As a self-proclaimed hater of running, I took a pair for a spin and did not hate my running experience. It may not sound like it, but that’s definitely high praise. Seriously, there was hardly any cursing of my own existence.
Plus, you feel cultured the moment you lace ’em up.
The sleek design was inspired by the repetitive pattern of Japanese umbrellas. The pattern appears to have wonderful curves; however the graphic is made up of entirely straight lines making the shoe a true Paradox.
Gold Vladimir Putin iPhone Case, $4,000
Because if you don’t want to piss off Putin. Ever.
Kanka Grill, $230
Take your outdoor cooking to the next level with this mobile rotisserie unit. I don’t make many promises in life, but here’s one: if you take this thing out and start charring up some delicious meat over a campfire, you’ll instantly gain the respect of anyone within a 1,000-foot radius. The unit can hold up to 15 pounds of dead animal and will work on any heat source. My mouth is watering just looking at it.
Octavio Tilly Surfboard, $3,000
Hit the beach in style. Catch a killer wave. Never come back. Sound like a Point Break fantasy? Now you can live it IRL without the pesky death.
Boldfoot Socks, TBA
Channel your inner Herm Edwards by supporting this sock start-up specializing in fresh as fuck designs made here right in the good old U S of A. After all, this country loves an underdog story.

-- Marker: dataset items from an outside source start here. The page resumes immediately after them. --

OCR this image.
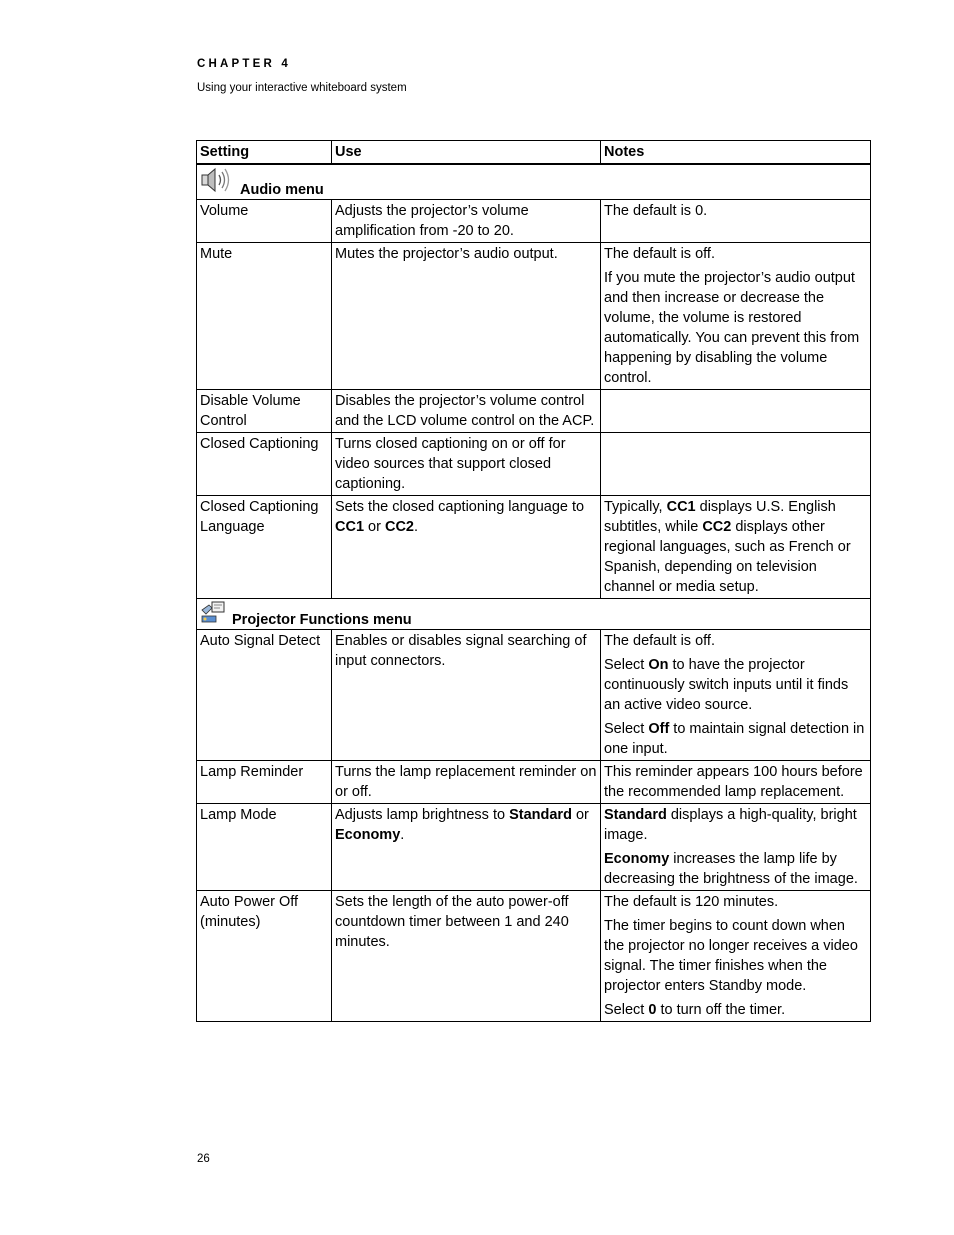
CHAPTER 4
Using your interactive whiteboard system
Setting	Use	Notes

Audio menu		

Volume	Adjusts the projector’s volume amplification from -20 to 20.	The default is 0.

Mute	Mutes the projector’s audio output.	The default is off.

If you mute the projector’s audio output and then increase or decrease the volume, the volume is restored automatically. You can prevent this from happening by disabling the volume control.

Disable Volume Control	Disables the projector’s volume control and the LCD volume control on the ACP.	
Closed Captioning	Turns closed captioning on or off for video sources that support closed captioning.	
Closed Captioning Language	Sets the closed captioning language to CC1 or CC2.	Typically, CC1 displays U.S. English subtitles, while CC2 displays other regional languages, such as French or Spanish, depending on television channel or media setup.

Projector Functions menu		

Auto Signal Detect	Enables or disables signal searching of input connectors.	The default is off.

Select On to have the projector continuously switch inputs until it finds an active video source.

Select Off to maintain signal detection in one input.

Lamp Reminder	Turns the lamp replacement reminder on or off.	This reminder appears 100 hours before the recommended lamp replacement.

Lamp Mode	Adjusts lamp brightness to Standard or Economy.	Standard displays a high-quality, bright image.

Economy increases the lamp life by decreasing the brightness of the image.

Auto Power Off (minutes)	Sets the length of the auto power-off countdown timer between 1 and 240 minutes.	The default is 120 minutes.

The timer begins to count down when the projector no longer receives a video signal. The timer finishes when the projector enters Standby mode.

Select 0 to turn off the timer.

26
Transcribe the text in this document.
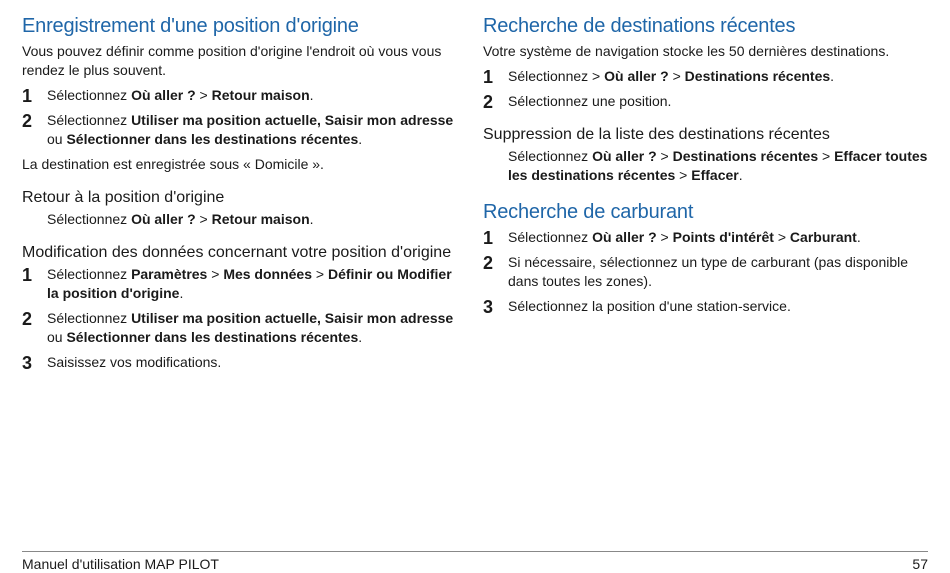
Enregistrement d'une position d'origine

Vous pouvez définir comme position d'origine l'endroit où vous vous rendez le plus souvent.

1 Sélectionnez Où aller ? > Retour maison.
2 Sélectionnez Utiliser ma position actuelle, Saisir mon adresse ou Sélectionner dans les destinations récentes.

La destination est enregistrée sous « Domicile ».

Retour à la position d'origine

Sélectionnez Où aller ? > Retour maison.

Modification des données concernant votre position d'origine
1 Sélectionnez Paramètres > Mes données > Définir ou Modifier la position d'origine.
2 Sélectionnez Utiliser ma position actuelle, Saisir mon adresse ou Sélectionner dans les destinations récentes.
3 Saisissez vos modifications.
Recherche de destinations récentes

Votre système de navigation stocke les 50 dernières destinations.

1 Sélectionnez > Où aller ? > Destinations récentes.
2 Sélectionnez une position.
Suppression de la liste des destinations récentes

Sélectionnez Où aller ? > Destinations récentes > Effacer toutes les destinations récentes > Effacer.

Recherche de carburant
1 Sélectionnez Où aller ? > Points d'intérêt > Carburant.
2 Si nécessaire, sélectionnez un type de carburant (pas disponible dans toutes les zones).
3 Sélectionnez la position d'une station-service.
Manuel d'utilisation MAP PILOT	57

Summer is hot and the sun’s rays are brutal. Protect your peepers and look like a giant badass with OP’s mature take on aviators. This pair comes in four different tints, each more awesome than the last.
Make tangles a thing of the past with these handy earbuds. Sadly, you’ll find another thing to inspire your blind rage.
Salty Energy Bars, $reasonable
Finally, a energy bar for the mature human who has learned savory is better than sweet in every situation. Anyone who prefers candy to actual flavor is a child. Do not let anyone tell you otherwise. Kind has changed the game with a wide array of sophisticated flavors, all of which give me a bad case of the munchies.
DV8 Golf Clubs, $1,070
You’ll feel like freaking McGuyver out there with these quick-change clubs. These aren’t traditional sticks, they’re a choose your own adventure in a bag. One thing’s for sure: a round with these won’t be your typical round.
Key Valet, $55
I don’t know about you, but I am so sick of losing my stuff. I’ve lost my keys and wallet more times than I can remember — which is probably another problem. So this key valet is right up my alley. It’s sharp as hell and also serves a purpose, the exact opposite of what I feel when I lose my shit.